Teraz jednak sprawa jest poważniejsza i nie można jej zbyć uśmieszkiem politowania. – Rozważamy bardzo serio uczestnictwo już później w samym mechanizmie. Jak się zastanawiamy i oceniamy, co się dzieje w Europie i na świecie, to lepiej nawet ryzykować, że trzeba będzie coś wyłożyć, ale być w tej grupie państw mimo wszystko najbogatszych w tej części świata i liczyć na ich pomoc, jeśli – odpukać – u nas coś nie będzie grało – wyjaśnił premier.

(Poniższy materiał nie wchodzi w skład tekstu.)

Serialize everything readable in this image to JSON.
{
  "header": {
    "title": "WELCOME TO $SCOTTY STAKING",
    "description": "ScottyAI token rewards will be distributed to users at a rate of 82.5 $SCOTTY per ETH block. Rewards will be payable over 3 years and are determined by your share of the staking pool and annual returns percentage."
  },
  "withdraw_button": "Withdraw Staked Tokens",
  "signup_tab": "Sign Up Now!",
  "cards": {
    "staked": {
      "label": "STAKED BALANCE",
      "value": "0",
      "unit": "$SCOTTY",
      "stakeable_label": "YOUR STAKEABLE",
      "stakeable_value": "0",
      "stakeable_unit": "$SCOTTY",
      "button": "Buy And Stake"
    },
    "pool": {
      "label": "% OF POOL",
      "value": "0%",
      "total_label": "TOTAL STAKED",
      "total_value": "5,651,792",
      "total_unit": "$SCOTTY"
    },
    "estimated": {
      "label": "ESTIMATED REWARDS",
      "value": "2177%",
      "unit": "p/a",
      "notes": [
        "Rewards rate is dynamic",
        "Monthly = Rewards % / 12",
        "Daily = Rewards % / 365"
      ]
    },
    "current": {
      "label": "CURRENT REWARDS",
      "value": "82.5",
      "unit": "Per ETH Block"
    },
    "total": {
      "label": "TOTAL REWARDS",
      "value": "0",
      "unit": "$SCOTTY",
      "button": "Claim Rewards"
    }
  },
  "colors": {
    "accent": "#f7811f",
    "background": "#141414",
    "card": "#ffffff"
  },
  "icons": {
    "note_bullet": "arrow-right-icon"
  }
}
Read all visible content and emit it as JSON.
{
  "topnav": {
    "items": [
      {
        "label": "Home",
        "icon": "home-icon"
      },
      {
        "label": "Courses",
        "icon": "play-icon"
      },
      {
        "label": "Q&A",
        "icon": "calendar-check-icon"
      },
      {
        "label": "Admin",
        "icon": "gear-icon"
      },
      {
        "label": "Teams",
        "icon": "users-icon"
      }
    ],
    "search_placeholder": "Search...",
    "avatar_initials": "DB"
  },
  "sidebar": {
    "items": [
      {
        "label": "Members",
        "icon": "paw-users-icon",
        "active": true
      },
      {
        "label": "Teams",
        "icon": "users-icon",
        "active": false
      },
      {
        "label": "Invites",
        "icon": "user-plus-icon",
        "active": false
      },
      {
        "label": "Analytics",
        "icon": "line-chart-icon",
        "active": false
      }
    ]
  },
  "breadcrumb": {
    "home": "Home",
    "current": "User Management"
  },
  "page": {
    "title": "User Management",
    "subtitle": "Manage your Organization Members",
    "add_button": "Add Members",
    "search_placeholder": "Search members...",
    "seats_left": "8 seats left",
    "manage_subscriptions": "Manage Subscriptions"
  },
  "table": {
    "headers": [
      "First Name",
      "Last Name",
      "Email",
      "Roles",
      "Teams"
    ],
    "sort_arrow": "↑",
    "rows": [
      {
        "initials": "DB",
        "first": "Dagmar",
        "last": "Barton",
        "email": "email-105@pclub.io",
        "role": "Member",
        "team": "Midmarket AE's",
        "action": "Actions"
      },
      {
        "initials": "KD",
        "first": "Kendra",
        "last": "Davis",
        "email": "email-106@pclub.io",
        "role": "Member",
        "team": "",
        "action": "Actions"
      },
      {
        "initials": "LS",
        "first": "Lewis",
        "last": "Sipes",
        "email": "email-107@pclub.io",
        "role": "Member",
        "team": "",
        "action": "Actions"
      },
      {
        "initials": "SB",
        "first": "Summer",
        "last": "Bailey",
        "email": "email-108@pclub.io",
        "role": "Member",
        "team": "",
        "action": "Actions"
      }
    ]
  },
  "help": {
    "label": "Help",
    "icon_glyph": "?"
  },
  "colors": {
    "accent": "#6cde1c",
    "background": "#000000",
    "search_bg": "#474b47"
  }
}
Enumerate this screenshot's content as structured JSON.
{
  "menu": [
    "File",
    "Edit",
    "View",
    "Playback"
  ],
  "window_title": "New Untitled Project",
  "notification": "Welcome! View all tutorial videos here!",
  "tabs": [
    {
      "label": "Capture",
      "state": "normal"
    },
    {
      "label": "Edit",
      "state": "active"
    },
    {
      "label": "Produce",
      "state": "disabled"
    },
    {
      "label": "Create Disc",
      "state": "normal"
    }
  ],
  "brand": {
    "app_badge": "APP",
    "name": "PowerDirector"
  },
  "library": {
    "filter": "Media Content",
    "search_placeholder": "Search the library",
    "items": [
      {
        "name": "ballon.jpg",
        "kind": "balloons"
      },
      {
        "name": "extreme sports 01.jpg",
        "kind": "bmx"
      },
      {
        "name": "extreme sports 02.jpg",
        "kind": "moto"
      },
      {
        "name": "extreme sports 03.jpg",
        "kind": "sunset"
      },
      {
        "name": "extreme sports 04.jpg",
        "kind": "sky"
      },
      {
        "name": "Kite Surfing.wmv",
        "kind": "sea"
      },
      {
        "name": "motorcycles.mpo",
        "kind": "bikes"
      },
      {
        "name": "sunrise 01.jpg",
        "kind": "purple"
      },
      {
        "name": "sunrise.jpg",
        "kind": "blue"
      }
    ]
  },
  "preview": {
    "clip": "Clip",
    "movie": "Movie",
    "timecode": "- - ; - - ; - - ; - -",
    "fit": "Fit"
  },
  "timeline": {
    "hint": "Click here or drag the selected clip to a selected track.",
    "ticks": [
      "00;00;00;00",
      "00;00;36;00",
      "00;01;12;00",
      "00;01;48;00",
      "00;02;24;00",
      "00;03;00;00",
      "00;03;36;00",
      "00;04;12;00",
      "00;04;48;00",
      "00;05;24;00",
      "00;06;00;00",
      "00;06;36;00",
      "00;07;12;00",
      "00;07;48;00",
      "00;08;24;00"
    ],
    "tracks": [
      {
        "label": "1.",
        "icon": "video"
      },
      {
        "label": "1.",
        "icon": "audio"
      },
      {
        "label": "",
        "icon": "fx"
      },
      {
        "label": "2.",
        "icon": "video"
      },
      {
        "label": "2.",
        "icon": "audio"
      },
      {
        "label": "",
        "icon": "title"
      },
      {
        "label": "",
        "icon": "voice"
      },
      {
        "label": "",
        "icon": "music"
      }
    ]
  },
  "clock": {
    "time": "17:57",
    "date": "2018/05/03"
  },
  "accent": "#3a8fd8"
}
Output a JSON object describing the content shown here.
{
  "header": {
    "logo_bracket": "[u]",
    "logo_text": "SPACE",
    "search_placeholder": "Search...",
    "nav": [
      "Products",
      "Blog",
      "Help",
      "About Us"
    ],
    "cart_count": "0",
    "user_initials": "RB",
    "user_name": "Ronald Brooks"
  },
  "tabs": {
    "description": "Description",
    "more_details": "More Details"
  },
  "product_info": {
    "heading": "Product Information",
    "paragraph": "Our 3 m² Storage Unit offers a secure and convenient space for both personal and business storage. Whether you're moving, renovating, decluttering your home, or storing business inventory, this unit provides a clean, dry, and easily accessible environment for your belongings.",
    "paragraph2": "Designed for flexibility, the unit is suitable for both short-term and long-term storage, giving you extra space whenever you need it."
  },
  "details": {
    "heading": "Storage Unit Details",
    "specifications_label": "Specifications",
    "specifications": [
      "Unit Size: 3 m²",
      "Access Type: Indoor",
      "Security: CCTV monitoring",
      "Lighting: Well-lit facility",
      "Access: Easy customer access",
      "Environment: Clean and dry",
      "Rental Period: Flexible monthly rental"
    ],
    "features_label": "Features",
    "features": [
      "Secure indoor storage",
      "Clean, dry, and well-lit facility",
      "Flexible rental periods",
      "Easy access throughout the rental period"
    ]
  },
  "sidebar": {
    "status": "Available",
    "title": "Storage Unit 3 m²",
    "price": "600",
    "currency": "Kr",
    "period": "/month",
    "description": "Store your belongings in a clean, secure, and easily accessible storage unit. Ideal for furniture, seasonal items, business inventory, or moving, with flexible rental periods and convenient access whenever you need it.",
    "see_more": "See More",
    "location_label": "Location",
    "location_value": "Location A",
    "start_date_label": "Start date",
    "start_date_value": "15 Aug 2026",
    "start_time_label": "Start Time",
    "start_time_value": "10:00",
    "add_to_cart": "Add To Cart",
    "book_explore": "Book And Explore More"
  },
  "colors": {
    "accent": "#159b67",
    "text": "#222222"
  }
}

I bardzo dobrze, że premier wyjaśnił, bo przynajmniej teraz wiadomo, co jest grane. Chodzi o to, że Polska z rokroczną dziurą budżetową wielkości 7-8% PKB sama niedługo znajdzie się w sytuacji Grecji czy Irlandii i będzie potrzebowała „pomocy” od Niemiec i Francji. A żeby uściślić: pomocy będzie potrzebować rząd, który nie będzie miał od kogo pożyczyć pieniędzy na pensje dla rosnącej armii urzędników i „zasłużone” emerytury dla 35-letnich agentów Tomków. Pomoc będzie potrzebna także wierzycielom Skarbu Państwa, czyli polskim i zagranicznym instytucjom finansowym, które były na tyle naiwne, aby kredytować politykę pseudoliberalnego rządu.

Za całą zabawę jak zwykle zapłacą podatnicy – czyli my wszyscy niezależnie od statusu materialnego czy zawodowego. Już teraz podwyżki podatków (VAT, akcyza i pośrednio też PIT) są efektem nierozsądnej polityki finansowej tego i wielu poprzednich rządów RP, które przez ostatnie 10 lat zadłużały kraj na potęgę. Jednakże pomysł, aby zarabiający po 400-600 euro Polacy płacili za długi dwukrotnie zamożniejszych Portugalczyków (a pewnie też Belgów czy Włochów), jest bardzo zniekształconym odzwierciedleniem sprawiedliwości.